Freight and service parking needs and the role of demand management

• Main Authors: Shama Campbell, José Holguín-Veras, Diana G. Ramirez-Rios, Carlos González-Calderón, Lokesh Kalahasthi, Jeffrey Wojtowicz
• Format: Article
• Language: English
• Published: SpringerOpen 2018-10-01
• Series: European Transport Research Review
• Subjects: Parking needs; Freight trip generation; Service trip generation; Freight demand management
• Online Access: http://link.springer.com/article/10.1186/s12544-018-0309-5
• ISSN: 1867-0717; 1866-8887

Abstract Purpose This paper assesses the parking needs of freight and service related commercial activities and identifies the role of demand management in mitigating these needs. Methods To provide a context for the analyses, the authors selected two small commercial areas of about the same number of commercial establishments—one in Troy, NY, and the other in New York City—and applied freight and service trip generation models to estimate the total freight and service traffic generated at these sites. Then, using different assumptions of the amount of time these vehicles spend at a parking location, the authors estimated the number of parking spaces required by time of day under different assumptions of demand management. Results The results show that parking needs are proportional to the average parking durations. Essentially, the longer the duration the higher the parking needs.
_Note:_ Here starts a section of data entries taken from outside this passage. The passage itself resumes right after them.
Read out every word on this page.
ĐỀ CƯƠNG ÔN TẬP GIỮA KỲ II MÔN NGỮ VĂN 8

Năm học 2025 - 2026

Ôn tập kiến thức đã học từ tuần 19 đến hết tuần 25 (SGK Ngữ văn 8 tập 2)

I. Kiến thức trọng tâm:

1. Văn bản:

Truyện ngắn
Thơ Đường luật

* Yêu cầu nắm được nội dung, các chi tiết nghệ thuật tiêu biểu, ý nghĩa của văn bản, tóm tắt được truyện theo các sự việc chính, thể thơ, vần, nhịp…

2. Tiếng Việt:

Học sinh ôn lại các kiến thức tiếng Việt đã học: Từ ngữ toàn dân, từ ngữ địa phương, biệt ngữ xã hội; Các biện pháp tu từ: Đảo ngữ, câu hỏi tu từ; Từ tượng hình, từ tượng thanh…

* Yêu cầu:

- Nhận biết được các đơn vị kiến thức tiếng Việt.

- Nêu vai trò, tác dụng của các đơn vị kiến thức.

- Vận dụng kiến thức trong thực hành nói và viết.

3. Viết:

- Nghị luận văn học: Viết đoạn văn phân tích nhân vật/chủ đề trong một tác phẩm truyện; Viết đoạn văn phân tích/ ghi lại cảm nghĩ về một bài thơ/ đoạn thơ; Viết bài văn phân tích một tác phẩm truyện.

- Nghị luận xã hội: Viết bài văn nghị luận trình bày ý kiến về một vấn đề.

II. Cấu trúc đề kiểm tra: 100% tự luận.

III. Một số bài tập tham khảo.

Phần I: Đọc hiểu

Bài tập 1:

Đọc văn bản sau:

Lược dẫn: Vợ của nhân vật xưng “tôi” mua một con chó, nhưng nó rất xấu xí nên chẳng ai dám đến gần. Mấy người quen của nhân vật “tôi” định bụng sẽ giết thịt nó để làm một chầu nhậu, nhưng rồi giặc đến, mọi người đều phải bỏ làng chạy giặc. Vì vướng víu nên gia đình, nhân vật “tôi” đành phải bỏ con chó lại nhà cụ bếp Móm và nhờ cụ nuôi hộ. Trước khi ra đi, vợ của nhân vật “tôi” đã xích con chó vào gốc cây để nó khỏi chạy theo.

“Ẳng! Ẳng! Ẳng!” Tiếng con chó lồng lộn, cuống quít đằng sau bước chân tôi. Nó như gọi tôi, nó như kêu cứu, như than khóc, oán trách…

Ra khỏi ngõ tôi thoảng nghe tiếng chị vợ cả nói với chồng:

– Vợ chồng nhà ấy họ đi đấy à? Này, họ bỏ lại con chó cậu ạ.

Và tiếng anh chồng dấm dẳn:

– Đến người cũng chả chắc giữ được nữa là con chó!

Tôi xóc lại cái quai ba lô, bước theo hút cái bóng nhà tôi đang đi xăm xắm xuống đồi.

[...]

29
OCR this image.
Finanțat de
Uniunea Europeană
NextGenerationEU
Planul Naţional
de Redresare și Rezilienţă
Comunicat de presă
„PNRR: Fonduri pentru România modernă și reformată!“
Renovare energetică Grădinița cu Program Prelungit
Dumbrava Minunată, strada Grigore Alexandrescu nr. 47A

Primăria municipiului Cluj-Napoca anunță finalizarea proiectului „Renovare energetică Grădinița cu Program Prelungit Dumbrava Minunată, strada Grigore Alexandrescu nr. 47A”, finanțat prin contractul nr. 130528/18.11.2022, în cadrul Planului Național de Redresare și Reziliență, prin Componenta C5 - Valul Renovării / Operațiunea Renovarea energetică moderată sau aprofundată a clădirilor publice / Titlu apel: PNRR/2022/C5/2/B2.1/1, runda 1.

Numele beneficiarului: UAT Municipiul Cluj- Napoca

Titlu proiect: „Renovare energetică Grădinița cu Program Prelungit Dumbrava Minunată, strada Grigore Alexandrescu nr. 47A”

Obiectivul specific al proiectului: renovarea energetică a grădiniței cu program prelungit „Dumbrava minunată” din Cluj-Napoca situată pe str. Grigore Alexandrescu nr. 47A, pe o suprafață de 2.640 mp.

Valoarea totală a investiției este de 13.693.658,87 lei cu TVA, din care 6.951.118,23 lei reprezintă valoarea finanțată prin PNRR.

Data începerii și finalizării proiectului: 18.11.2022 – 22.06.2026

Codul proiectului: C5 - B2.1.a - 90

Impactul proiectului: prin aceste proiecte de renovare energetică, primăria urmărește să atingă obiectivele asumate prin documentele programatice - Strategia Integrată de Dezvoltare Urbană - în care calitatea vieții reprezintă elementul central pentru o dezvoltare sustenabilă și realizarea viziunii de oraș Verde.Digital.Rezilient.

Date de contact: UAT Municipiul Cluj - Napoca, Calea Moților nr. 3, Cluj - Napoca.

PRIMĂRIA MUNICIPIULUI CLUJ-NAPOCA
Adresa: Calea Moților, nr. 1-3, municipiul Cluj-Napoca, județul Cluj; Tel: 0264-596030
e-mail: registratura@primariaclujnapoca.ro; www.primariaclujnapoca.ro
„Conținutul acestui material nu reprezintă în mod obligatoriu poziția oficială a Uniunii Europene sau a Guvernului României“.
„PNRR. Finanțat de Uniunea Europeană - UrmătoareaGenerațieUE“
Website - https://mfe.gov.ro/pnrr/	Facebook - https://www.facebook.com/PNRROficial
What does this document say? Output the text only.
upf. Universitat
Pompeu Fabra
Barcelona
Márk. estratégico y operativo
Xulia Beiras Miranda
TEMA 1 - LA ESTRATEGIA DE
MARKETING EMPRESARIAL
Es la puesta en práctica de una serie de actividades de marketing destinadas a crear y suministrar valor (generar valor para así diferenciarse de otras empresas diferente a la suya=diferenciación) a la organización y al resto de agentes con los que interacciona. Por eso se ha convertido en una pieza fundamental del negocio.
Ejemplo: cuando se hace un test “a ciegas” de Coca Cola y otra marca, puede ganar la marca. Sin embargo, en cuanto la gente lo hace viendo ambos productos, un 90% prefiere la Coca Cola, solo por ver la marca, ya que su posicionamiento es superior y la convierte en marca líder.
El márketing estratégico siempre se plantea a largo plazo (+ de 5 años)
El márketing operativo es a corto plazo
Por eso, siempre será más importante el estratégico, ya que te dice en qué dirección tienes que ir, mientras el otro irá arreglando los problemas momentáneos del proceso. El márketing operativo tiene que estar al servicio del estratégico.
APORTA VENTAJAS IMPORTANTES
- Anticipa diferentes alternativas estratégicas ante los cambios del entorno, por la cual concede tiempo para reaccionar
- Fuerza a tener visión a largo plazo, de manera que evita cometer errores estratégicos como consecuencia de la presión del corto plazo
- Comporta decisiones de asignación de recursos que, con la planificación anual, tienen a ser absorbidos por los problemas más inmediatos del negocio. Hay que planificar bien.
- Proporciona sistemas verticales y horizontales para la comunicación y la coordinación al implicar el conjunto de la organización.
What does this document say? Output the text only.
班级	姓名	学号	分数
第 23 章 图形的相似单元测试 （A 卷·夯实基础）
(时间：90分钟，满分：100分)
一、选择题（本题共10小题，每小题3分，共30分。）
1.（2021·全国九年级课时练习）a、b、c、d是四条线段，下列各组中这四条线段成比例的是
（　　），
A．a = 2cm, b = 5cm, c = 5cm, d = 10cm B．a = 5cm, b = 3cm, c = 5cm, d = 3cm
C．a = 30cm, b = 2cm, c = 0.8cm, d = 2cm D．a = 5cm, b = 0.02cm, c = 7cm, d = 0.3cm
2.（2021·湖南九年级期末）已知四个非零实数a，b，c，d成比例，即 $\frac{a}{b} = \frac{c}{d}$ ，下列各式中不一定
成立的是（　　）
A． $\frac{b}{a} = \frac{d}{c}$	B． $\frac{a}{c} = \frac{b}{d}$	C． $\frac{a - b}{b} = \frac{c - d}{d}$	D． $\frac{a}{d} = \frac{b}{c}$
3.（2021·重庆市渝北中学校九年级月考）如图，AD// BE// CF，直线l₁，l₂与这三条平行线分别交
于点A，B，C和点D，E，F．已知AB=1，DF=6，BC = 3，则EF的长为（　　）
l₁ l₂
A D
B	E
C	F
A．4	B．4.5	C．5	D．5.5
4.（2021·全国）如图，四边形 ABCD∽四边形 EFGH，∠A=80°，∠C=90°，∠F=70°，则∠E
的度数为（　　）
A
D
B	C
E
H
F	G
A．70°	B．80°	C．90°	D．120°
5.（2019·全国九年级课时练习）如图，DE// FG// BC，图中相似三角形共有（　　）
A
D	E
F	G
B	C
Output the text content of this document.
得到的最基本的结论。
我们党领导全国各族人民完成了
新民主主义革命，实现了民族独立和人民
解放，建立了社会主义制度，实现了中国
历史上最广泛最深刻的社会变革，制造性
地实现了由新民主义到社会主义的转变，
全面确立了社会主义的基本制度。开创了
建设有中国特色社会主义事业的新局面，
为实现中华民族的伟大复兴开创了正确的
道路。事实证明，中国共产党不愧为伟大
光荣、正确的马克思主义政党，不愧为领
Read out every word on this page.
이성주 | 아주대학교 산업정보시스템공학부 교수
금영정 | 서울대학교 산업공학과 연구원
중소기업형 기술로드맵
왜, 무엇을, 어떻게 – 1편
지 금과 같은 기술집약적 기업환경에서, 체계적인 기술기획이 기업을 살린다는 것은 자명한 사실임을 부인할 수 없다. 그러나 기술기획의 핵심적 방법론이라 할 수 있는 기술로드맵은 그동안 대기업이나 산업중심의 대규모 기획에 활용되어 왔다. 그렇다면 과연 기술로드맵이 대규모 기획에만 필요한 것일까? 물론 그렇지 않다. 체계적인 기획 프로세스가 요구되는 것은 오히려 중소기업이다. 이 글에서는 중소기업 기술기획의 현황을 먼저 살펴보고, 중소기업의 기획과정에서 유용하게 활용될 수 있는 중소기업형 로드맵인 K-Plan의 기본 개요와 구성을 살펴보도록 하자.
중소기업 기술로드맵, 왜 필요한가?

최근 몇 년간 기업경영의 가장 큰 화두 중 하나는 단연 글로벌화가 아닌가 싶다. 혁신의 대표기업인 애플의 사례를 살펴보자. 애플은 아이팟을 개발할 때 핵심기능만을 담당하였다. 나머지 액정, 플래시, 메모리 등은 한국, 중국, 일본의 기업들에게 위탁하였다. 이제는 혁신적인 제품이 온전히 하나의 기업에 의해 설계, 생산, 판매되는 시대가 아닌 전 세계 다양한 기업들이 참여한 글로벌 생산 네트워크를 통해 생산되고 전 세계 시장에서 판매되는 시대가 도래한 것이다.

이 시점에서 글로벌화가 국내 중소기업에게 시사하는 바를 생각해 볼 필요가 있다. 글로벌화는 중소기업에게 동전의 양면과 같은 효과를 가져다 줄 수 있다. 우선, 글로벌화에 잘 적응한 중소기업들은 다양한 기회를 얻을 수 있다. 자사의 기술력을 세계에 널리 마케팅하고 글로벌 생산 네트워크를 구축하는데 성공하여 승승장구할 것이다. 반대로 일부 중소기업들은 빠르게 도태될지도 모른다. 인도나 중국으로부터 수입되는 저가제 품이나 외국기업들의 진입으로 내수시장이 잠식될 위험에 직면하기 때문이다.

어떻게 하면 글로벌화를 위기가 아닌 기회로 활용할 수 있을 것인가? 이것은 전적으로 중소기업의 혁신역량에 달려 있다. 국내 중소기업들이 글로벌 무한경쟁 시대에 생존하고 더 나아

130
In terms of impacts on demand management, the results show that the 100% Off-Hour Deliveries (OHD) program is expected to be the most impactful as it reduces the parking needs by 70–80% during peak hours. In second place, Staggered Deliveries reduces parking needs by about 60% during the peak hours. The third place is occupied by the 30% OHD Scenario and the Receiver-Led Consolidation programs, which are virtually tied, offering about 10–25% reduction. Conclusions The initial analysis revealed the importance of parking duration as it was shown to be proportional to parking needs; the longer the duration the higher the need for parking. The delivery simulation further bolstered this finding by showing that the optimal case occurs (i.e. minimizing parking duration) the closer the parking location is to the establishment. The further away the vehicle is parked the longer the walking time to the establishment, hence increasing the time the vehicle occupies the parking spot. The strategies applied to the case studies showed that Transportation Demand Management (TDM) strategies are effective in decreasing the number of parking spots needed during peak periods.